Maggie Mobley, Barbara Johnson Davenport, Willie Clarence Davenport and Carlton Sanders still remember long walks through pastures and on dirt roads, homemade lunches with preserves, and small classrooms where a single teacher taught multiple grades.
On Tuesday, they stood before a room of Oglethorpe County residents to recall those memories.
“I really think it was a blessing for us,” said Willie Clarence Davenport, panelist and former student at the Oglethorpe County Training/Consolidated School.
Historic Oglethorpe showcased new research Tuesday at the Oglethorpe County Library on the county’s Black one-room schoolhouses, highlighting 21 schools that merged into a single consolidated school in 1955.
The event was part of the Digital Atlas Project, a multi-year effort to geolocate and document historic schools, churches and community landmarks throughout the county. Since its launch, the project has identified more than 200 churches and about 120 schools dating to Oglethorpe County's inception in 1794.
“I’ve been blessed,” said Sanders, panelist and former student at the Oglethorpe County Training/Consolidated School. “I’ve just been blessed with good jobs, and I’m thankful that I went to school in Oglethorpe.”
Before consolidation, many children attended these one-room schoolhouses without electricity, running water or indoor restrooms.
“We had to walk at least 2 miles,” said Mobley, Historic Oglethorpe member and former student at Cedar Grove School, which later merged with others to form Oglethorpe County Training/Consolidated School.
That consolidation brought dramatic changes.
For the first time, children had access to school buses, hot lunches, bigger classrooms with desks and teachers with broader credentials. The new consolidated school also offered electives, such as art and home economics, marking a significant shift from the rural, one-room experience.
“We had classes that we would have never had at the other school,” Mobley said. “They would play over the intercom a classical piece every morning so that we could learn that the world is bigger than what we see around us.”
With Mobley’s help, Ashley Simpson pieced together information from deeds, church minutes, photographs, aerial maps and oral histories.
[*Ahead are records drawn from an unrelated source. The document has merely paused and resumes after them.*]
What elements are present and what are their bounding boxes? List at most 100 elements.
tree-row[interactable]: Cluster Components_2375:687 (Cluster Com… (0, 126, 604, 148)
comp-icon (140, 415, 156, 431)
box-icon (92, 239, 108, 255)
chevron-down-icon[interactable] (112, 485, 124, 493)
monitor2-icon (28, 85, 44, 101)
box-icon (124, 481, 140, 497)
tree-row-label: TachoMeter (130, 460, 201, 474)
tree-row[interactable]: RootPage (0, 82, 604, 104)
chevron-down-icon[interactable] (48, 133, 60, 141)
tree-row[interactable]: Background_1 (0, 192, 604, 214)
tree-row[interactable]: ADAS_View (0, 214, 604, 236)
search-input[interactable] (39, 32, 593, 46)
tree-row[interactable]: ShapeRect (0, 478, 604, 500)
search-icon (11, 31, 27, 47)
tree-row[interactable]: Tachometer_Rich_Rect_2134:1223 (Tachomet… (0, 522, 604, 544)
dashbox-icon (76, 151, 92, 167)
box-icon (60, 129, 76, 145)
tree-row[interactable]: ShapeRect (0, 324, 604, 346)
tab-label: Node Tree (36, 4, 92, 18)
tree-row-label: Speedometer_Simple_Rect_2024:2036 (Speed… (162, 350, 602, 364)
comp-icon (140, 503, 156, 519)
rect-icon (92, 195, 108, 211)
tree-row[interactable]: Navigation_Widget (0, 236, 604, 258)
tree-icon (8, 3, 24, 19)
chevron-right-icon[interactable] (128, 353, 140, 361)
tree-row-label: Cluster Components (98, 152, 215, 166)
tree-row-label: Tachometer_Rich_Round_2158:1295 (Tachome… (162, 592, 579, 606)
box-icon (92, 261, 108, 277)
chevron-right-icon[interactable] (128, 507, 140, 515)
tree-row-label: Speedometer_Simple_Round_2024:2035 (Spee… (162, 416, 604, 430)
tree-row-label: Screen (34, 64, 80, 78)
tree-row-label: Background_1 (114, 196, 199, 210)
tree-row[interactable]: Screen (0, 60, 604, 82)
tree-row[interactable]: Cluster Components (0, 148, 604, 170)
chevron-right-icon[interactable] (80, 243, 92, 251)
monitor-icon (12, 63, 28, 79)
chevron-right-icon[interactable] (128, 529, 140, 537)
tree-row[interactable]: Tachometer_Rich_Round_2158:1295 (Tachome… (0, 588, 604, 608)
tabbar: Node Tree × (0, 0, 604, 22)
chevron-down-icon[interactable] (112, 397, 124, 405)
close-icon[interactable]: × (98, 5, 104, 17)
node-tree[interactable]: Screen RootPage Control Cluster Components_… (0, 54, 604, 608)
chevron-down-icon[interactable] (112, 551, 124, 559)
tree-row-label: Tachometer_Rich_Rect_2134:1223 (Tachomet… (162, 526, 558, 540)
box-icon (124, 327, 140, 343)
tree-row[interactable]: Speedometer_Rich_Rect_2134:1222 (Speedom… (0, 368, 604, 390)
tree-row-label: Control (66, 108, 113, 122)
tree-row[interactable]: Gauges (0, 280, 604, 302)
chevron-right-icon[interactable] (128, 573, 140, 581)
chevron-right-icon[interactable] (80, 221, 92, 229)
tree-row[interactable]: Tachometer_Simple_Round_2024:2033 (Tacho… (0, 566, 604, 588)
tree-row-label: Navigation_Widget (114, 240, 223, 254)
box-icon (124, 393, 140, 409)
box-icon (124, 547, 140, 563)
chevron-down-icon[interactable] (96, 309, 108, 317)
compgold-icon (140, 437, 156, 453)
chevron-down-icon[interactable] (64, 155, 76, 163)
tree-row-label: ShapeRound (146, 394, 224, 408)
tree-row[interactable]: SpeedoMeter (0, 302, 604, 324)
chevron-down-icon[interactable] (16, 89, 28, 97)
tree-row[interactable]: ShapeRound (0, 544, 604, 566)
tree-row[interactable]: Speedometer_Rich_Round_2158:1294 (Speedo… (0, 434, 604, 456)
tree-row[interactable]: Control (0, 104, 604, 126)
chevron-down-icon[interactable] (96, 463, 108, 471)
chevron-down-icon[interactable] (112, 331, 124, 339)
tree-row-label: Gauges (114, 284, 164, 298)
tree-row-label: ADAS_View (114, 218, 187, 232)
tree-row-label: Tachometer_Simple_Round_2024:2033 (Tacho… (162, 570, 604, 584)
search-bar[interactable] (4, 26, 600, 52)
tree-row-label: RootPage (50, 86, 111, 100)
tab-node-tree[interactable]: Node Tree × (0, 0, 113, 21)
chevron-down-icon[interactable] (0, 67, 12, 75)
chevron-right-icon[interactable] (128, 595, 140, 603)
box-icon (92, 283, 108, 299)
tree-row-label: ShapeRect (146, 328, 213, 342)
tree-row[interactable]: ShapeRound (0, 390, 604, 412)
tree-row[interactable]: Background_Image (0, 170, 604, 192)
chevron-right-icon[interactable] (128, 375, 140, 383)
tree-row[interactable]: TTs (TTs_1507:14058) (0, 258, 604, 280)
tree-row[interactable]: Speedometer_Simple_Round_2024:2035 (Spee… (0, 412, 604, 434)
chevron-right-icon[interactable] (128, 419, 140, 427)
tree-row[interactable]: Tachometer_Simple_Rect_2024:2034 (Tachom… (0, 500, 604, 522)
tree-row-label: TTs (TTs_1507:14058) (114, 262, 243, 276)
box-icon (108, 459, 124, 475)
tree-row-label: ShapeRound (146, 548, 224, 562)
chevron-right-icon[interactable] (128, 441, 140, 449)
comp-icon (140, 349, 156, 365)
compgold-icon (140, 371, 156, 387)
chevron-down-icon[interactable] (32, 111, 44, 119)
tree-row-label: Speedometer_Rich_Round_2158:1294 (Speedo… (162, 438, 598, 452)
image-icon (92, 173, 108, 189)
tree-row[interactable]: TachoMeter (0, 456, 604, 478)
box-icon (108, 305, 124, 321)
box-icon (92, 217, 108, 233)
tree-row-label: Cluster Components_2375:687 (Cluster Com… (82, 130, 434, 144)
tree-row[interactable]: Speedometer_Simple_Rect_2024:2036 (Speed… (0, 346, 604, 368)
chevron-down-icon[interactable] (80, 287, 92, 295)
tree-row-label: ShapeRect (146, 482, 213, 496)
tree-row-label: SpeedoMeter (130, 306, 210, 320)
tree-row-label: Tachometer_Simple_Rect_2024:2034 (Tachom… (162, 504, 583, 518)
Sometimes, locating a school meant identifying a chimney foundation in a field or matching an old map to present-day landmarks.
“From those records, you just find a wealth of information, but you also begin to get a sense of the personalities of the people involved, what their morals were, what they valued, and sometimes their ambitions,” Simpson said.
The approximately 40 attendees of Tuesday’s program also saw slides and photographs detailing the history of the schools, along with hearing the stories from former students and families connected to them.
For Simpson and Mobley, sharing their research was about more than preserving facts on paper. It was about honoring the determination of earlier generations and ensuring their contributions remain part of the county’s collective memory.
“It is as important to me as any other history would be because it was a change that brought about a better life for us,” Mobley said.